You are not logged in. LOG IN NOW >

Where the White House "Big Data" Report Falls Short

BY Jessica McKenzie | Tuesday, May 6 2014

Big data by Gerd Leonhard

The White House released its report on big data Friday to general approval from civil rights advocates for its acknowledgement of the dangers of discrimination through new ways of manipulating, combining and analyzing personal data. However, a number of concerns remain: that the report was too starry-eyed about big data; that the report gave preference to industry stakeholders rather than citizen consumers; and that its policy recommendations were not forceful enough.

As the Intercept's Marcy Wheeler characterized the report in a post last Friday, it's really “rather breathless.”

The report, authored primarily by senior White House advisor John Podesta, opens with a generalization about the boon data has been to society “since...ancient times.” Less savory uses of data collection—like the use of census data to identify Japanese-Americans during World War II before forcing them into internment camps—are buried in the middle pages.

And, as techPresident's Micah Sifry pointed out in First Post last Friday, it skates over a politically sticky point: the use of big data “to better understand and potentially manipulate voters.”

Discrimination—Front and Center

Chris Calabrese, legislative council for the American Civil Liberties Union, told techPresident that the fact the report even acknowledged the potential for discrimination in big data is huge.
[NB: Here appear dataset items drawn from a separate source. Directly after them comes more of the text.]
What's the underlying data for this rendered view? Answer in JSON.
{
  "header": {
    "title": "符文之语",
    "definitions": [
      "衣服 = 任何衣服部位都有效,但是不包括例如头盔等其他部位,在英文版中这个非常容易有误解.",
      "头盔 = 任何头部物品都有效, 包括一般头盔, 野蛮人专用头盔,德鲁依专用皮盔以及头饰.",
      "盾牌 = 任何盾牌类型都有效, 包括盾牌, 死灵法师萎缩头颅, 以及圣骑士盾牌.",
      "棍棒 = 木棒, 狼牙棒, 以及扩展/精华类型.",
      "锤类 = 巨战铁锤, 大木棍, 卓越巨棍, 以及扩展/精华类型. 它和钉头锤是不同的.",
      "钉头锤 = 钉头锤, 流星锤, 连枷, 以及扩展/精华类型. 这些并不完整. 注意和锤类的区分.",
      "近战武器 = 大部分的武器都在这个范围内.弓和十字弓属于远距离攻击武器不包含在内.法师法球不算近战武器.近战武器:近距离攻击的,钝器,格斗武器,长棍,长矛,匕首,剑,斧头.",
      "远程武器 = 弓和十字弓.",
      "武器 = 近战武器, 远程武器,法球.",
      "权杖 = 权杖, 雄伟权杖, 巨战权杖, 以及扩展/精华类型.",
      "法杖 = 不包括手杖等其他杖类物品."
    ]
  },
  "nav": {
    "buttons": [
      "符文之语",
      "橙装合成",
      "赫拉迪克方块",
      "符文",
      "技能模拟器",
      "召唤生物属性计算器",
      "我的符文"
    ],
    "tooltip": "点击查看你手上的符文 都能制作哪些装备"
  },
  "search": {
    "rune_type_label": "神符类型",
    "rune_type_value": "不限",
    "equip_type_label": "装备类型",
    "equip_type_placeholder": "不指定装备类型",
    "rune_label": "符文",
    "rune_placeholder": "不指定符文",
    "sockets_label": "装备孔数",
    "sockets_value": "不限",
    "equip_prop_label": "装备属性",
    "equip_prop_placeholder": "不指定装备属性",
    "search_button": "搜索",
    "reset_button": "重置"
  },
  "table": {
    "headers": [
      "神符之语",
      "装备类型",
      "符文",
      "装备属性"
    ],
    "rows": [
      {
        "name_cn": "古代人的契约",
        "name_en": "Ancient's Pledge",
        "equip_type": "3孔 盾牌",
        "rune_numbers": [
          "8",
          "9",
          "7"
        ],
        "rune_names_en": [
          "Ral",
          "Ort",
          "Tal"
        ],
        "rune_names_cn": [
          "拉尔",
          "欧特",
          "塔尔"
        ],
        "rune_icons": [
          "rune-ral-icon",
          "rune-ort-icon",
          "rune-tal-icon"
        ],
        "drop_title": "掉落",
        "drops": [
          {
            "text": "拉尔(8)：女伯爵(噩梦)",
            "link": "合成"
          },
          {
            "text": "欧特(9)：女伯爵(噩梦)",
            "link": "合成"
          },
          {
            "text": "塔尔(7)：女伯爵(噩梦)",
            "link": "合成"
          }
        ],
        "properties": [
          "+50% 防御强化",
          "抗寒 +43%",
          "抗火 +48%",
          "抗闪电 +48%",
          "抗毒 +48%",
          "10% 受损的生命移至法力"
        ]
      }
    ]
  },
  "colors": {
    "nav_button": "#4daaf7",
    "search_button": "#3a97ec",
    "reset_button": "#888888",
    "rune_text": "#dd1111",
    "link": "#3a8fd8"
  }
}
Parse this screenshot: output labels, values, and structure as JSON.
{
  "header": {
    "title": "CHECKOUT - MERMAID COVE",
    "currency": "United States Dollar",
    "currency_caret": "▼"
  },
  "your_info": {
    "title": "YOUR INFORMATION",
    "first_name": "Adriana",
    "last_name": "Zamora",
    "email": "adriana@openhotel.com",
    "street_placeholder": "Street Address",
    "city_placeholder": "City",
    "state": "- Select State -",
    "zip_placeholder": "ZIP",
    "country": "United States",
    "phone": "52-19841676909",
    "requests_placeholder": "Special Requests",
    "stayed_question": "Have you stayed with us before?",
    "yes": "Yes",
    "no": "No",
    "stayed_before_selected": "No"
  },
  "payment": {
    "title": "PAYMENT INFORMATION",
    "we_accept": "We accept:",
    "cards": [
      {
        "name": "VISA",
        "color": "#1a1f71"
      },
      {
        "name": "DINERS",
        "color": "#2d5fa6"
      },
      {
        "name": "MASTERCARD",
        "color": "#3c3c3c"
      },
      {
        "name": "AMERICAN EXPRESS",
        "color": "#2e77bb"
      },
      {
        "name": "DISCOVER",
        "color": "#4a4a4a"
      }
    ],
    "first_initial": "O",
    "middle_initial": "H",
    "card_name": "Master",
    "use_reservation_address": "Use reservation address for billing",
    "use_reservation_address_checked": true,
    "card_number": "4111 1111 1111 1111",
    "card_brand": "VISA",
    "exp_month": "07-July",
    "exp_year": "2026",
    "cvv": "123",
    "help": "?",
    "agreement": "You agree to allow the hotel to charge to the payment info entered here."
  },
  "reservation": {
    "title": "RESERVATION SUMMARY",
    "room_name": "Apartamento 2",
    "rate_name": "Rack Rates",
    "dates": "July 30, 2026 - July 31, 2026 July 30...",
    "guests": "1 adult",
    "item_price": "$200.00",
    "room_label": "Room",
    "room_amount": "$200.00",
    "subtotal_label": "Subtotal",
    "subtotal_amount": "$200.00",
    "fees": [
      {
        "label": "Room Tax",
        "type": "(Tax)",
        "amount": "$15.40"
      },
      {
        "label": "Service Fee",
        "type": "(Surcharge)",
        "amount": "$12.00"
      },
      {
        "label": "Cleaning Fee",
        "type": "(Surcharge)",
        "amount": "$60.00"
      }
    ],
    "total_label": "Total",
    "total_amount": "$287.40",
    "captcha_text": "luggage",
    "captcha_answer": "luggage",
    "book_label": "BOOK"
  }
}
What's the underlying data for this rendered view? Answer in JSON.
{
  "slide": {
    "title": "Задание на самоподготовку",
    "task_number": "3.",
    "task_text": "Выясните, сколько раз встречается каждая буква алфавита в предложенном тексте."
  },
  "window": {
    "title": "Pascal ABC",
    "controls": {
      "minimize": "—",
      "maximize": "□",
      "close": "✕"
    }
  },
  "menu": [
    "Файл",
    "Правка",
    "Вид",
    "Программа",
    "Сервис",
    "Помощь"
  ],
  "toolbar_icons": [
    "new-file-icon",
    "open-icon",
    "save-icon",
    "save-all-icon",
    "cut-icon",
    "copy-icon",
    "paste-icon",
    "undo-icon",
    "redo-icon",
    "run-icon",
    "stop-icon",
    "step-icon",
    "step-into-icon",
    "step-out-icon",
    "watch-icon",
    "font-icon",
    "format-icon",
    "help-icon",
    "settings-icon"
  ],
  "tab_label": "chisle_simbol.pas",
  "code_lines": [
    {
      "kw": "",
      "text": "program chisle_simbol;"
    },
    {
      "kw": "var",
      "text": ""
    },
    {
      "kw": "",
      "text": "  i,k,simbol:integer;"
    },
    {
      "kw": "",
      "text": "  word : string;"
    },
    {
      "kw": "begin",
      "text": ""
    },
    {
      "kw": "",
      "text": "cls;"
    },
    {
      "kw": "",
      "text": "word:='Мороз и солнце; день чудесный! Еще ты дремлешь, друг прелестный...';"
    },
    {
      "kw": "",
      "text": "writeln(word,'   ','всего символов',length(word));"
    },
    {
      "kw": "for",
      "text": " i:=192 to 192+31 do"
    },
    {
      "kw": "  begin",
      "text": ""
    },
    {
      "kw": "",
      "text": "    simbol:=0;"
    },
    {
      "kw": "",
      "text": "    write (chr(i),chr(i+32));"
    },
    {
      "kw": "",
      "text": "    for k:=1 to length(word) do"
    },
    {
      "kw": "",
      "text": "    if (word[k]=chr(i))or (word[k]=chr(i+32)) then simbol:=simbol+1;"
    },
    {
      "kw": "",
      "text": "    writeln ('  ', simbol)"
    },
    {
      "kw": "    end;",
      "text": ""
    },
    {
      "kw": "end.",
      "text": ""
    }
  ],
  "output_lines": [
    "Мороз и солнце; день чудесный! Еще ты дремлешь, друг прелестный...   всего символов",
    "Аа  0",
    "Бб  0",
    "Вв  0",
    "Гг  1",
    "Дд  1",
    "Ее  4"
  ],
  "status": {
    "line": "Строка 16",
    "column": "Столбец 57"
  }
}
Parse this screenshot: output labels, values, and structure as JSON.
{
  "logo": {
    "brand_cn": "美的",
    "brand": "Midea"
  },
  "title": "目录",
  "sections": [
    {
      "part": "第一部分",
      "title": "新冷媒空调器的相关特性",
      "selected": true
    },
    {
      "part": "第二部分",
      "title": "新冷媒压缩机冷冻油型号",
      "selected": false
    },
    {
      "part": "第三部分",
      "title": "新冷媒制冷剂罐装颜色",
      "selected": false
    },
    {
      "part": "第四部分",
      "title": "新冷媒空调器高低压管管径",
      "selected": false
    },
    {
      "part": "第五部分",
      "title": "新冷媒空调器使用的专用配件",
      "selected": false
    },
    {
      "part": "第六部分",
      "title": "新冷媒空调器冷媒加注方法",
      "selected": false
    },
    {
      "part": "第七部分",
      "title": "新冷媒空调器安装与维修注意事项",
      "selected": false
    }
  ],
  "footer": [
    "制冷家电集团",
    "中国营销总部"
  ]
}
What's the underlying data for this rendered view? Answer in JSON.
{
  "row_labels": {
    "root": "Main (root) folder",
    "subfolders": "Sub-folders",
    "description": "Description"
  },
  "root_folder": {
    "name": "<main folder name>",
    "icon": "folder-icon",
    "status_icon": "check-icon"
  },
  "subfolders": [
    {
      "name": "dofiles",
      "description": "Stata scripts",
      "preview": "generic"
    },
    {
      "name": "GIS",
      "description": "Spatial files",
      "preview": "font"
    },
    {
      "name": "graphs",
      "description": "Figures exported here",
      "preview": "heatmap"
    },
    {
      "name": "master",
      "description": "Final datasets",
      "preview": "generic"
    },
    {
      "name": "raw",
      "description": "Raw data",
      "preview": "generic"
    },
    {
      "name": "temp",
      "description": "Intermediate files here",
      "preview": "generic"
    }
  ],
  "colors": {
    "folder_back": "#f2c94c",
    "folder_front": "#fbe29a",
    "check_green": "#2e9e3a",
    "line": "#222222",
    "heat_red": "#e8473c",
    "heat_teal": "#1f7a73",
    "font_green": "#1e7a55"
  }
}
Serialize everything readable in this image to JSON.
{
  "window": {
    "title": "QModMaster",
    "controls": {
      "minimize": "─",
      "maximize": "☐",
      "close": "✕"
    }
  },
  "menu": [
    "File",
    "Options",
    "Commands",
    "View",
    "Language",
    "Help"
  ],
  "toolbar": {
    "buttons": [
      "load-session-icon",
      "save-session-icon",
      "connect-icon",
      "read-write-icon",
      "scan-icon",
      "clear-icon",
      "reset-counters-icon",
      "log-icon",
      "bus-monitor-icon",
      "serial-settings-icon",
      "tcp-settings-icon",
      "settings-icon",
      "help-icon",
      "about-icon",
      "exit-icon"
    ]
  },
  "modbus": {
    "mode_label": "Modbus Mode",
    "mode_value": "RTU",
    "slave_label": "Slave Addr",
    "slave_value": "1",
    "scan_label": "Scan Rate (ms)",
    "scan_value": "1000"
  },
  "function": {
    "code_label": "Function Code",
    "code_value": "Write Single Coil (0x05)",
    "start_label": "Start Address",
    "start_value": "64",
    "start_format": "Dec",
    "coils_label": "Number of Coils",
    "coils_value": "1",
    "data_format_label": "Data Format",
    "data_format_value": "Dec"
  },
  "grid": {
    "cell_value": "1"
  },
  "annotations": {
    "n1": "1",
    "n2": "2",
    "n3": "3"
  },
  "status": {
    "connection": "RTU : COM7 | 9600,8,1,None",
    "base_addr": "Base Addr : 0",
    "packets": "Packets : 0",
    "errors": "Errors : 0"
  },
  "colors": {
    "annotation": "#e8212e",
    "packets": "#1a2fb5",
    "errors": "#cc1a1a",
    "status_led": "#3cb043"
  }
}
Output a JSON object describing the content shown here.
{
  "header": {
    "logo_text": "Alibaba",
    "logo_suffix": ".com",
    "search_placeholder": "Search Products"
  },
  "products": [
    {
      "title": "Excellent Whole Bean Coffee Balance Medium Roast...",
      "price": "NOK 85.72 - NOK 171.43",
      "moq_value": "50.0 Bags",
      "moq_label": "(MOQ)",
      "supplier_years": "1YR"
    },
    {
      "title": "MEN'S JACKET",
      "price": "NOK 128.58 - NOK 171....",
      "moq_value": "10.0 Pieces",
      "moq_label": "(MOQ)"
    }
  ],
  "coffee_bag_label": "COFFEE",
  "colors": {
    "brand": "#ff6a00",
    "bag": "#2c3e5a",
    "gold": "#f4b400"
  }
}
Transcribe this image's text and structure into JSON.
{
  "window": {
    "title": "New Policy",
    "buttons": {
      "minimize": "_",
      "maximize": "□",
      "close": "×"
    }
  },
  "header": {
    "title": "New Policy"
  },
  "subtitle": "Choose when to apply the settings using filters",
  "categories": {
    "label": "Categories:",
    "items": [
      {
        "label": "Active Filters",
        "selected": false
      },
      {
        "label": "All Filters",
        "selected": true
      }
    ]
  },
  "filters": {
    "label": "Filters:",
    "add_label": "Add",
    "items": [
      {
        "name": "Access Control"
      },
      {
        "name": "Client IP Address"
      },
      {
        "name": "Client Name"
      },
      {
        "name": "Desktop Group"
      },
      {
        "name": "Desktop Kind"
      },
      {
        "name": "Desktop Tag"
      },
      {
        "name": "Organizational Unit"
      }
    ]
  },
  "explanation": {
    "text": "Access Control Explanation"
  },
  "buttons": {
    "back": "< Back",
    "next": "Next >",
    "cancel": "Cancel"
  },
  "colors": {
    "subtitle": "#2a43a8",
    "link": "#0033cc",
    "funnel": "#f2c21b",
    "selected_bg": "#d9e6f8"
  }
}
A footnote on the potential for digital redlining cites the “Civil Rights Principles for the Era of Big Data,” five pillars of thought that the ACLU and 13 other organizations suggest should guide policy making.

When Calabrese spoke with techPresident about the Principles in March, he said “The Chicago heat map should make every American very nervous.”

He was referring to the list of 400 individuals the Chicago police department determined through big data analysis to be most likely to be involved in a violent crime.

This example of predictive policing is mentioned in the White House report as being controversial. Although the report says that these practices merit review for their potential to infringe on constitutional rights, it is also optimistic about their efficacy in preventing violent crime, leaving the reader a bit in the dark as to the authors' stance.

However, Calabrese told techPresident that just the fact that the report mentions the Chicago example is a really big deal.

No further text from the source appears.